Sequestrata l’Aquarius per traffico illecito di rifiuti

La procura di Catania mette sotto inchiesta Medici Senza Frontiere e sequestra l’Aquarius, scrivendo nel registro degli indagati 14 soggetti.

Vediamo un po’ le accuse. I vestiti dei migranti soccorsi, i kit sanitari di primo soccorso pare che siano stati smaltiti come normali rifiuti solidi urbani.  Questo ha fatto risparmiare 500.000 euro perché i rifiuti non sono stati smaltiti come materiali pericolosi ed infettivi.
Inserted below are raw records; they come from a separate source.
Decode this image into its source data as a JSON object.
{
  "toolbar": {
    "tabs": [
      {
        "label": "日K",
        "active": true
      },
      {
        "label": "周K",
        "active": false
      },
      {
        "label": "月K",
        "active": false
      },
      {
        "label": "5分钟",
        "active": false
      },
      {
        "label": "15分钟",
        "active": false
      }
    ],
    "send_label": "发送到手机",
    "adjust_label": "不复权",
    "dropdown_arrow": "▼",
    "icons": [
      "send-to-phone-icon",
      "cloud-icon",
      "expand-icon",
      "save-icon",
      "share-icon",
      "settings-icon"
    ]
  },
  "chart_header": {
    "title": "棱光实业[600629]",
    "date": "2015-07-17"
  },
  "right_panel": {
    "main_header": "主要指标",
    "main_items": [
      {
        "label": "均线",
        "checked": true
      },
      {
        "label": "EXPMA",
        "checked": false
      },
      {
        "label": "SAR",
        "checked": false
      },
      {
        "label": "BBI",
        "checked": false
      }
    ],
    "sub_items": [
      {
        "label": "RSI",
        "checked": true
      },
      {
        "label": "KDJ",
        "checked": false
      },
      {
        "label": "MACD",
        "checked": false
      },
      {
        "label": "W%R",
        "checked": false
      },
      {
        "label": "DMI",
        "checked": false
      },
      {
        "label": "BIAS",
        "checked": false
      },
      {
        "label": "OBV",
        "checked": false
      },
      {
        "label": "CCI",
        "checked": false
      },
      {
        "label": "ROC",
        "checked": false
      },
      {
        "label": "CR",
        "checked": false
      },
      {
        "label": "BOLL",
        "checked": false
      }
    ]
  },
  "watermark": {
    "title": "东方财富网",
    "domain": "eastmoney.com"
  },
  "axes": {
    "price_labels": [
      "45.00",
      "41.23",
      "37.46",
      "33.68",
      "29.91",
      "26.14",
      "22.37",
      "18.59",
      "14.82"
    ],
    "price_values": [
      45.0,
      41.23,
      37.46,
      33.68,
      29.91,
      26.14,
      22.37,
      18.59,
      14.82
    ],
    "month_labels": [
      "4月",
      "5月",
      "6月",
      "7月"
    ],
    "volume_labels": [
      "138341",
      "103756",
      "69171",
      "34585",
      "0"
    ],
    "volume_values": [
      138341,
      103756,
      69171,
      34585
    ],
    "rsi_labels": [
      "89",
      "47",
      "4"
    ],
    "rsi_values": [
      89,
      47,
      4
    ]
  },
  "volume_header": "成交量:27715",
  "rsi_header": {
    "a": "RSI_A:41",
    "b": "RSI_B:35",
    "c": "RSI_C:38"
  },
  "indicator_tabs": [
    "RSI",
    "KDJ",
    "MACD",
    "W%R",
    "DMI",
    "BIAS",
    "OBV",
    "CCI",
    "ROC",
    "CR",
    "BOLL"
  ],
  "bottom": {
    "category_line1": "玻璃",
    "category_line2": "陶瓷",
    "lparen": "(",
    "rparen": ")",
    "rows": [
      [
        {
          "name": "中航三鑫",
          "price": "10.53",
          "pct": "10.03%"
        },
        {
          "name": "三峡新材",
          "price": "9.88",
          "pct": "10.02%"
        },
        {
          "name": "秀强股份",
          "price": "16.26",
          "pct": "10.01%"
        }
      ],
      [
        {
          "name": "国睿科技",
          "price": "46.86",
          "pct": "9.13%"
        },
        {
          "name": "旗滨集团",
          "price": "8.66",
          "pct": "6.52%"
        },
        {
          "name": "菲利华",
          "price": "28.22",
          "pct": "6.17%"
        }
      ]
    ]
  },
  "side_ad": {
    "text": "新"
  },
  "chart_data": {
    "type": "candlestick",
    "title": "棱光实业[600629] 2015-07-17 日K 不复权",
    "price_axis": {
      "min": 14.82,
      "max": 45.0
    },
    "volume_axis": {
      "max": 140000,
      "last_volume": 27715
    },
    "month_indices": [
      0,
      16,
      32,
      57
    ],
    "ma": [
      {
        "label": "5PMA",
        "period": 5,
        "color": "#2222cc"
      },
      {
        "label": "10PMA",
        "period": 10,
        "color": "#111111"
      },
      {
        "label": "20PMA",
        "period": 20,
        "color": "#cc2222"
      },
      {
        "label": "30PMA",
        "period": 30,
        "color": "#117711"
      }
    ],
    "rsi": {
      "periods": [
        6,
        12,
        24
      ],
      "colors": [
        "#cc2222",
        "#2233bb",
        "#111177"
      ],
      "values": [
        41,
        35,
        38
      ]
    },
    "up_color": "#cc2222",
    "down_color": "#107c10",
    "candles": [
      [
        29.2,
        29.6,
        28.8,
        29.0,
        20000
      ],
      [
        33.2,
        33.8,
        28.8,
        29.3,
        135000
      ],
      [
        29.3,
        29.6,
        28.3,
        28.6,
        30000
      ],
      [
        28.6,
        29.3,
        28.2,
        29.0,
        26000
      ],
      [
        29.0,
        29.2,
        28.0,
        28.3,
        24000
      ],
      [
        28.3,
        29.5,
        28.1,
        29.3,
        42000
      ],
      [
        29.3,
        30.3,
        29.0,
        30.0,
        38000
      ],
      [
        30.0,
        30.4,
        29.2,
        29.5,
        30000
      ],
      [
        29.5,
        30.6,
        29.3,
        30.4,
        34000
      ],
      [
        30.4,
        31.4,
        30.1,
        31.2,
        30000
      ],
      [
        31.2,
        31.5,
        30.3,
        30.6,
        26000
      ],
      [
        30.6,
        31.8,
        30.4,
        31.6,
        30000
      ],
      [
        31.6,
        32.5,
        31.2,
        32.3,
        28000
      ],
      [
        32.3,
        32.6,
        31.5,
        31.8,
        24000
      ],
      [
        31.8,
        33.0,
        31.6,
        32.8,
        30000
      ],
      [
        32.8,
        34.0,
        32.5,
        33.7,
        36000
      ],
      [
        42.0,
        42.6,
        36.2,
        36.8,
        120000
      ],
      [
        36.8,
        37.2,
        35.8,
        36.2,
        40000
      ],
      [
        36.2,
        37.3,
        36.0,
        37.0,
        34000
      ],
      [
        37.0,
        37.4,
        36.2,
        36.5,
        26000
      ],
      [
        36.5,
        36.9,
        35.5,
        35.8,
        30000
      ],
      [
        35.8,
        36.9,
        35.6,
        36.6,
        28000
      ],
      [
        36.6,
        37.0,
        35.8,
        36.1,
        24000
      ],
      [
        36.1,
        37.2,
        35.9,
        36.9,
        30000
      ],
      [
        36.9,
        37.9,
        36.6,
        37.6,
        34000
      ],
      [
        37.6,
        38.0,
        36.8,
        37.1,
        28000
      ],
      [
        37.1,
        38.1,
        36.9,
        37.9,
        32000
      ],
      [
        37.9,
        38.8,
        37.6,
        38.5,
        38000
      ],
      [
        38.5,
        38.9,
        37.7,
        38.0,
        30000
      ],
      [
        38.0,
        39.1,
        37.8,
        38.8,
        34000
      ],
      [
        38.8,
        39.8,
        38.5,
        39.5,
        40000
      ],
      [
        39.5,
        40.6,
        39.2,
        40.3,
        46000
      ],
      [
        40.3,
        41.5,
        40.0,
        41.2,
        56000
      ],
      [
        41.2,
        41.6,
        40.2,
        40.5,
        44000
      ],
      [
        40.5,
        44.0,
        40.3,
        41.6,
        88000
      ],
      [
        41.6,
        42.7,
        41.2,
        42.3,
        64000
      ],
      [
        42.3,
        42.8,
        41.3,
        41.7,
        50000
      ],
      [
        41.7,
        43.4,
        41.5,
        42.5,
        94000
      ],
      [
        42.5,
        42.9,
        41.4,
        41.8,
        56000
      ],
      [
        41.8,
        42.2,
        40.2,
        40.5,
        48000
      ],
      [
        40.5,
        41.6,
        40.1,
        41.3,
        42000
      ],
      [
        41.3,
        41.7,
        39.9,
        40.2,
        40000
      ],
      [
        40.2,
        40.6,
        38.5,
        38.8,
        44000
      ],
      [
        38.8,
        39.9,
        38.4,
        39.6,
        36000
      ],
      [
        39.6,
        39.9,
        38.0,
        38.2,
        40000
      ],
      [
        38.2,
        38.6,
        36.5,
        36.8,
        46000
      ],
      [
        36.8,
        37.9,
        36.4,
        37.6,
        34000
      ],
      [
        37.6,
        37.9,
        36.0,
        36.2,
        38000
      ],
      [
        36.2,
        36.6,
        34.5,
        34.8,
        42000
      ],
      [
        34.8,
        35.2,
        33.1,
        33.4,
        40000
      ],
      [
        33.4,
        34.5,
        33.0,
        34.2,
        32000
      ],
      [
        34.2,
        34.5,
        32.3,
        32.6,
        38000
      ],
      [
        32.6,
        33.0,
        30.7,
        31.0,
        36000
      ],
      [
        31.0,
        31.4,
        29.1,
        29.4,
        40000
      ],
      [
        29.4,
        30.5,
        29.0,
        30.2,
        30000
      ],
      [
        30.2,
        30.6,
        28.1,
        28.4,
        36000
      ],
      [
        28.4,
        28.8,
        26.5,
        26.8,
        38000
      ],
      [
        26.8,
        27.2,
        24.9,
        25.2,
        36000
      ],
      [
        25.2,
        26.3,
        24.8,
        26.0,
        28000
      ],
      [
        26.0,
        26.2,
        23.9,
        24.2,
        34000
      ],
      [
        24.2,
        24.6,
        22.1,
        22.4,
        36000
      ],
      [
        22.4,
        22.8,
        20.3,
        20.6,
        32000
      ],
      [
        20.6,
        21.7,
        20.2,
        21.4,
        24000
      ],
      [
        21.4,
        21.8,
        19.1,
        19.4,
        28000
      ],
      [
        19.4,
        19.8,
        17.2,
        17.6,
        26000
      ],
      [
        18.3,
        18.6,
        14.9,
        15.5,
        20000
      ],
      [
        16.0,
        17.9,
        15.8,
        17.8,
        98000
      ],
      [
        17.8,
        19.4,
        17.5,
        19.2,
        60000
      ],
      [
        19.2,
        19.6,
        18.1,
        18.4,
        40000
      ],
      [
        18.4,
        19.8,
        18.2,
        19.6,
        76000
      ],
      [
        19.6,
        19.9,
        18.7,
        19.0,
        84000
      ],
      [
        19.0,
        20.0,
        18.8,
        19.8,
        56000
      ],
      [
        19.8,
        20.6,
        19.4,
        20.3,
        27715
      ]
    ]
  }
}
Medici Senza Frontiere sostiene che si tratti di un attacco inquietante e strumentale. Dal canto suo il ministro Salvini replica di aver fatto bene a bloccare le navi delle Ong perché in questo modo ha bloccato il traffico di immigrati e di rifiuti.

L’accusa infatti è di traffico illecito di rifiuti. Secondo i magistrati, da gennaio 2017 a maggio 2018 «circa 24mila chili di materiale pericoloso e infettivo sono stati «sistematicamente» smaltiti in maniera illegale in 11 porti di Sicilia, Calabria, Campania e Puglia dalla Vos Prudence prima e dalla Aquarius dopo».

Così facendo l’ong avrebbe risparmiato circa 460 mila euro dei costi di smaltimento.

Medici Senza Frontiere respinge queste accuse e sostiene che sia l’ennesimo tentativo di bloccare le loro attività di soccorso in mare anche perché: «il momento dello sbarco dei migranti è tra i più controllati: salgono a bordo delle nostre navi forze di polizia e autorità sanitarie

La nave invece è sequestrata per il fondato pericolo di reiterazione del reato vista la connessione di questo con l’attività di salvataggio in mare.